Protein tyrosine phosphatases (PTPs) are a superfamily of enzymes that, along with protein tyrosine kinases, act in a coordinate manner to allow phosphorylation and dephosphorylation of proteins, therefore regulating intracellular signaling. Two members of this family, the ubiquitously expressed Src homology 2 domain tyrosine phosphatases SHP-1 and SHP-2, are involved in a vast array of cellular functions through their role in tyrosine phosphorylation of intracellular proteins. From cell development to growth and differentiation, several reports have characterized the involvement of these non-transmembrane PTPs in cell signaling pathways for hormones, growth factors, and cytokines and their potential implication in disease states such as autoimmunity, diabetes, and cancer.2
Both SHP-1 and SHP-2 have been implicated in platelet activation responses such as adhesion and aggregation, particularly by interacting with ITAM-containing receptors and integrins. Nevertheless, despite sharing similar signature sequences, their role appears to differ substantially, with SHP-1 being mostly a negative regulator of intracellular signaling and SHP-2 facilitating signaling via the Ras-mitogen-activated protein kinase pathway.3,4
Human SHP-1 and SHP-2 are encoded by PTPN6 and PTPN11, respectively, with highly conserved orthologs in mice. Complete murine nulls for both PTPs have been developed and they either result in death within a few weeks after birth (Shp-1) or exhibit embryonic lethality (Shp-2). Although these models have provided useful scientific information, the inability to study older mice represents a major limitation for studying the role of these molecules in hematopoiesis.5
To solve this issue, the authors made use of mouse genetics by developing megakaryocytic-/platelet-specific Ptpn6, Ptpn11, or Ptpn6/Ptpn11 double conditional KO mice and thoroughly studied thrombopoiesis and platelet function. This combination of transgenic mice allowed the investigators to draw a signaling map (albeit rudimentary) of the effects of these PTPs on megakaryocyte development and function and platelet activation responses. Overall and perhaps not surprisingly, they found that the disruption of Shp-1 and Shp-2 expression had different phenotypic effects, indicating that both molecules may exert their effect through distinctive mechanisms.

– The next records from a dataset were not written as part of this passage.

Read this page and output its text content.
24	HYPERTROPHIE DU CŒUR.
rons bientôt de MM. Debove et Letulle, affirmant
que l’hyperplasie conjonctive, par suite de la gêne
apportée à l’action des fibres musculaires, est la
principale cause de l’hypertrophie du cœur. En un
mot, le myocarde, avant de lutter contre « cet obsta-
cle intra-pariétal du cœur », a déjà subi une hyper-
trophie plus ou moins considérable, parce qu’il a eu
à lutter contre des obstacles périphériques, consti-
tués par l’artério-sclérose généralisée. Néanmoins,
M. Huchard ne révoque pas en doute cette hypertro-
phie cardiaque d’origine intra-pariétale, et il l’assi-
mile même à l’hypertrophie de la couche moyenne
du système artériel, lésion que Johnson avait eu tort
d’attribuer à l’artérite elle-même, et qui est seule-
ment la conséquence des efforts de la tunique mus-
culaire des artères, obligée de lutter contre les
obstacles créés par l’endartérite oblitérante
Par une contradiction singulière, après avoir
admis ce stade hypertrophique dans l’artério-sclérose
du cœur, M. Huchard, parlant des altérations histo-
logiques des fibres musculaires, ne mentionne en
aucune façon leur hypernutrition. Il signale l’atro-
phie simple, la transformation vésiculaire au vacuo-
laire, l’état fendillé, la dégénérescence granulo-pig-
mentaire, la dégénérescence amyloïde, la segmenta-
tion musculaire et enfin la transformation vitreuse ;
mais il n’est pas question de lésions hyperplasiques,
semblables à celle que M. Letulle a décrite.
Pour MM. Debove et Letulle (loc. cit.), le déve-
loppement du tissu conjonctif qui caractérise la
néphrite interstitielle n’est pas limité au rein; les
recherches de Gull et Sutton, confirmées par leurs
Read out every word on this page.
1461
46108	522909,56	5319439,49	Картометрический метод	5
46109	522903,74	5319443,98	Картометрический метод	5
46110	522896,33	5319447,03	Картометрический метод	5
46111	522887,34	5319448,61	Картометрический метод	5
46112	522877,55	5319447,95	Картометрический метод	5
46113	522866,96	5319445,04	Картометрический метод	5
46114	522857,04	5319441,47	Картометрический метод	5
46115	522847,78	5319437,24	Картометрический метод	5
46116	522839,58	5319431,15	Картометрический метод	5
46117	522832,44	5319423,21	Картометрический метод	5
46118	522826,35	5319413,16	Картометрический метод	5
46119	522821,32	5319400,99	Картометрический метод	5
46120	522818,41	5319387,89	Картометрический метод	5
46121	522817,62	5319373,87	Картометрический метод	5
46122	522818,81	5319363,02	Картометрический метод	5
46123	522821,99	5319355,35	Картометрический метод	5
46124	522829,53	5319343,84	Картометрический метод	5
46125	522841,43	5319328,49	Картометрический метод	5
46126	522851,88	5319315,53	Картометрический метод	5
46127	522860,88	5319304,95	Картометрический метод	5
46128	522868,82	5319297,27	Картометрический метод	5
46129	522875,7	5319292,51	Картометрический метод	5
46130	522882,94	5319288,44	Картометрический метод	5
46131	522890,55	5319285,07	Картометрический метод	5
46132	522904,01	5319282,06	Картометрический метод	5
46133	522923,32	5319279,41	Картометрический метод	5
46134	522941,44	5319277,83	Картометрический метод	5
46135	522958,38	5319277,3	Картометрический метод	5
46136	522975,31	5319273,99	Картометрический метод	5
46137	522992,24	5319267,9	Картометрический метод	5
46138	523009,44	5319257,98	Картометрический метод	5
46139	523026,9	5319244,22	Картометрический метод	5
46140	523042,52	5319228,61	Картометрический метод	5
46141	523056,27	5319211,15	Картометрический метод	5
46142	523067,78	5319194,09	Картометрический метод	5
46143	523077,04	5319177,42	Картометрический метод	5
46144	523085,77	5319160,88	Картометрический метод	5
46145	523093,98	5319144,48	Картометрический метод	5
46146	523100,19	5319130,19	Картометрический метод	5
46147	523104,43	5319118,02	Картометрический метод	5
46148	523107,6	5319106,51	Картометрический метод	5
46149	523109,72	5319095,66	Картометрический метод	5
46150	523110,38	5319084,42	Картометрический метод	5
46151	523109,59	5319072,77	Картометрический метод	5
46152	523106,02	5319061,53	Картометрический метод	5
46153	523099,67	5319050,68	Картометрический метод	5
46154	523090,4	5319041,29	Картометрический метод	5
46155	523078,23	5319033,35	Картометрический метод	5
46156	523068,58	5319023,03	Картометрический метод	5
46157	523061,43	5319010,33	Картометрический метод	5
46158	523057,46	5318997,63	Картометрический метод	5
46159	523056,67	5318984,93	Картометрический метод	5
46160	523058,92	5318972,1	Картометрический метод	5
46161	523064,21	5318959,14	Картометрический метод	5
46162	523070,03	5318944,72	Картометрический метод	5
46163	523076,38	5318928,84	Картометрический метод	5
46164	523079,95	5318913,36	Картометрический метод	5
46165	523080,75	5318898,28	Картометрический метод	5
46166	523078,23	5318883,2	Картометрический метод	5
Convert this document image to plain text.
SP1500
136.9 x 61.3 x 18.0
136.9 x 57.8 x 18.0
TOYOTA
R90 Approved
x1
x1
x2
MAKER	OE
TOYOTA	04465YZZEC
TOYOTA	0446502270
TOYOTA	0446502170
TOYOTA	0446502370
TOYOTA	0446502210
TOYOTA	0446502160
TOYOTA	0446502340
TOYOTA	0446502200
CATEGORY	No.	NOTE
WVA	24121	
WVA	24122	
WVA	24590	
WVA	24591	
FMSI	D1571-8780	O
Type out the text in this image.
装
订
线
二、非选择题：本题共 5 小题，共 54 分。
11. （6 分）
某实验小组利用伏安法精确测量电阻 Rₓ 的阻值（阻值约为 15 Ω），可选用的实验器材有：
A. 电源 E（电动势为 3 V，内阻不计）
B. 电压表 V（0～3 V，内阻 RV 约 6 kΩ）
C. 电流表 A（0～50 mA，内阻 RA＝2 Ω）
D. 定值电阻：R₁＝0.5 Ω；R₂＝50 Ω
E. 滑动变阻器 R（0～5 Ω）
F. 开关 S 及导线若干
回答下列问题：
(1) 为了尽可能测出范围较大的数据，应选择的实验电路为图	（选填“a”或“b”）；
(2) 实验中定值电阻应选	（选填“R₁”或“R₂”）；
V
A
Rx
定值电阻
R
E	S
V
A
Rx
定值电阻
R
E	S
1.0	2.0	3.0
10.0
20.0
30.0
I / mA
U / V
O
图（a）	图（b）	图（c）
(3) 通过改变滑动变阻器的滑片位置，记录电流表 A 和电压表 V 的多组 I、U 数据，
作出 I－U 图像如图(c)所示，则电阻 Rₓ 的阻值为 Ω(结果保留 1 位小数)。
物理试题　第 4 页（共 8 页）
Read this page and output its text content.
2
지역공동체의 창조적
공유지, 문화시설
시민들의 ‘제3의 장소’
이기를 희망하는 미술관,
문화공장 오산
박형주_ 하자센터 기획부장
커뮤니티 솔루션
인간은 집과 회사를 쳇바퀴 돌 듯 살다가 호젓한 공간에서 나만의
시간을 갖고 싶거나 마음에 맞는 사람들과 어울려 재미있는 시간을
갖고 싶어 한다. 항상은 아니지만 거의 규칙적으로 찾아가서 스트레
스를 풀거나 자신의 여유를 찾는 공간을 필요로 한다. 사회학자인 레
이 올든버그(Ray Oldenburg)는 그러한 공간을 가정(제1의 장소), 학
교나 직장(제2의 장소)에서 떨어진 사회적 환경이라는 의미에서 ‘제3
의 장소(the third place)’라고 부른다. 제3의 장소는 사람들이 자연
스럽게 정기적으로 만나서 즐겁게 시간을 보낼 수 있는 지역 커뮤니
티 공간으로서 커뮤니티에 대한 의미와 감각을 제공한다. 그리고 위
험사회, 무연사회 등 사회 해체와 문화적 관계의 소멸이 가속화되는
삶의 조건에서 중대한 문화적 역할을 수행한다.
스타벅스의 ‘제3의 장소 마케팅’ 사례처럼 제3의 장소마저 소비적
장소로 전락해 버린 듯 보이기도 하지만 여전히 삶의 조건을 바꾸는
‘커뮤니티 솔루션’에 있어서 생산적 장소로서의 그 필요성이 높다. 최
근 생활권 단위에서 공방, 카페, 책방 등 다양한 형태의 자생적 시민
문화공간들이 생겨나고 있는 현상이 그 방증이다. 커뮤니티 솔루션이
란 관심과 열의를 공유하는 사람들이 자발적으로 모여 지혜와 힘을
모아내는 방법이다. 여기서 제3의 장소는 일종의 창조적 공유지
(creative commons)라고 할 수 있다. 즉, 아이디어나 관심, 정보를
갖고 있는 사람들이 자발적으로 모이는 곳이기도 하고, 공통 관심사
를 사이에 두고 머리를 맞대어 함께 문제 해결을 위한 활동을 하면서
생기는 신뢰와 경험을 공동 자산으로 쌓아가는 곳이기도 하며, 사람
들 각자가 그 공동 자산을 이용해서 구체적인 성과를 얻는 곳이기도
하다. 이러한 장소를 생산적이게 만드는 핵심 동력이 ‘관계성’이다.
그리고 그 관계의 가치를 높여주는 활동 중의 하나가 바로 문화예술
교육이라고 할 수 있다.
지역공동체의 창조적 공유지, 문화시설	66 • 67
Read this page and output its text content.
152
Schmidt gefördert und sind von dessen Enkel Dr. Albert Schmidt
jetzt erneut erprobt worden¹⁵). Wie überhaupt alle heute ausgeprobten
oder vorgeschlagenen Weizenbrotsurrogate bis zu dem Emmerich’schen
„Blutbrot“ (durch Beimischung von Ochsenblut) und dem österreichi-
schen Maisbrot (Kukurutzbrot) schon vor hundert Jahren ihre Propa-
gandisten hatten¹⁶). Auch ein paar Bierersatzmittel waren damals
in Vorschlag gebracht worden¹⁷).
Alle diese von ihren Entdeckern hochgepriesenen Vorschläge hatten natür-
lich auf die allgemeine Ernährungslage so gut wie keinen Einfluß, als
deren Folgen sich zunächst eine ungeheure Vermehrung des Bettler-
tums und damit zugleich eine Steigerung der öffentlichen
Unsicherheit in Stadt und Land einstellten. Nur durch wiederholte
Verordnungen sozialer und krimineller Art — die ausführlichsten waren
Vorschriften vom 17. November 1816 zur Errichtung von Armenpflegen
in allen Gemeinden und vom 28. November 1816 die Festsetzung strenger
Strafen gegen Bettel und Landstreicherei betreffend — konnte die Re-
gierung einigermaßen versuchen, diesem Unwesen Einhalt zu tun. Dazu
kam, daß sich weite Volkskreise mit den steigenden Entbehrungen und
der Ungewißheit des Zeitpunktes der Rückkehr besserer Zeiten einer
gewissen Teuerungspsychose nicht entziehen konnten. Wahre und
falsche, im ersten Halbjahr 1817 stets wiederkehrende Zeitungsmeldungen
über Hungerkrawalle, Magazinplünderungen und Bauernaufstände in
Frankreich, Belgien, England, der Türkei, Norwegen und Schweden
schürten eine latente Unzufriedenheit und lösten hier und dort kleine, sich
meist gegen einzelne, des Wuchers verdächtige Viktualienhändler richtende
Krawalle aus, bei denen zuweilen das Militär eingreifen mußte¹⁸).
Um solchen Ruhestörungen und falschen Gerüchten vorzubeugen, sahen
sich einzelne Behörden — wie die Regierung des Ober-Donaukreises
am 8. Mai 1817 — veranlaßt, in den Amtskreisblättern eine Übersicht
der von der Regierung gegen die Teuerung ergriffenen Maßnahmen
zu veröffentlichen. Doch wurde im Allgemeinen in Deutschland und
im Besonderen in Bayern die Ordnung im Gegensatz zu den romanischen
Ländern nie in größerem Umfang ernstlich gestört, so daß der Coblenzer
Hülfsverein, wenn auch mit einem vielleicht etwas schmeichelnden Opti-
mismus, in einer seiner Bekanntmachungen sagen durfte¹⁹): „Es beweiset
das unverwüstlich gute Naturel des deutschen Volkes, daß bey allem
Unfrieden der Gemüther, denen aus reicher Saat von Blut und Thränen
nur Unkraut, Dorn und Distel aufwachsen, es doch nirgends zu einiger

Although the Shp-1 conditional KO showed normal platelet counts and size, platelets from these mice exhibited an abnormal response to collagen due to decreased expression of glycoprotein VI, a major signaling collagen receptor. On the other hand, the Shp-2 conditional KO showed low platelet counts and thrombocytopenia, a finding likely attributed to defective thrombopoiesis that was perhaps due to decreased integrin and Mpl (thrombopoietin receptor) signaling and increased platelet clearance. As with many other platelet KO murine models, neither Shp-1 nor Shp-2 showed increased bleeding upon injury. Interestingly, the Shp-1/Shp-2 double KO mice expressed a much more severe phenotype, indicating that these 2 molecules are intrinsically involved in the proliferation, survival, and normal function of megakaryocytes.
The authors then compared the extreme phenotype of the Shp-1/Shp-2 double KO with the G6b-B KO mouse. G6b-B is an ITIM-containing receptor that is tyrosine phosphorylated and closely interacts with Shp-1 and Shp-2. The G6b-B KO mice also exhibit bleeding and macrothrombocytopenia (see figure).6 Although the platelet phenotype of the G6b-B mice is strikingly similar to the Shp-1/Shp-2 double KO, megakaryocytes in the G6b-B mice show normal development and intact Mpl signaling, which is fundamentally affected in the Shp-1/Shp-2 double KO. This finding is extremely relevant for the further dissection of these pathways and their critical involvement in megakaryopoiesis.
Understanding the SHP-1 and SHP-2 roles in platelet formation and function could have significant clinical implications. Remarkably, gain of function mutations in PTPN11 that cause up-regulation of SHP-2 cause Noonan syndrome,7 which is an autosomal dominant disorder characterized by short stature, dysmorphic facial features, and heart disease. Several reports have shown an association of this syndrome with bruising and bleeding with alterations of coagulation but also with platelet functional defects or thrombocytopenia. Practicing hematologists are often consulted on this issue, but the etiology of the platelet dysfunction or abnormal counts remains elusive.8 Additionally, somatic mutations of this gene account for one-third of nonsyndromic juvenile myelomonocytic leukemia cases.9 These 2 clinical examples underscore the importance of PTPs in human hematopoietic disorders.
This important study helps to set up the basis of our understanding not only of the basic molecular mechanism that regulates these pathways in megakaryopoiesis and platelet function but also of the potential laboratory and clinical implications that these alterations have for hematological diseases.
Conflict-of-interest disclosure: The author declares no competing financial interests.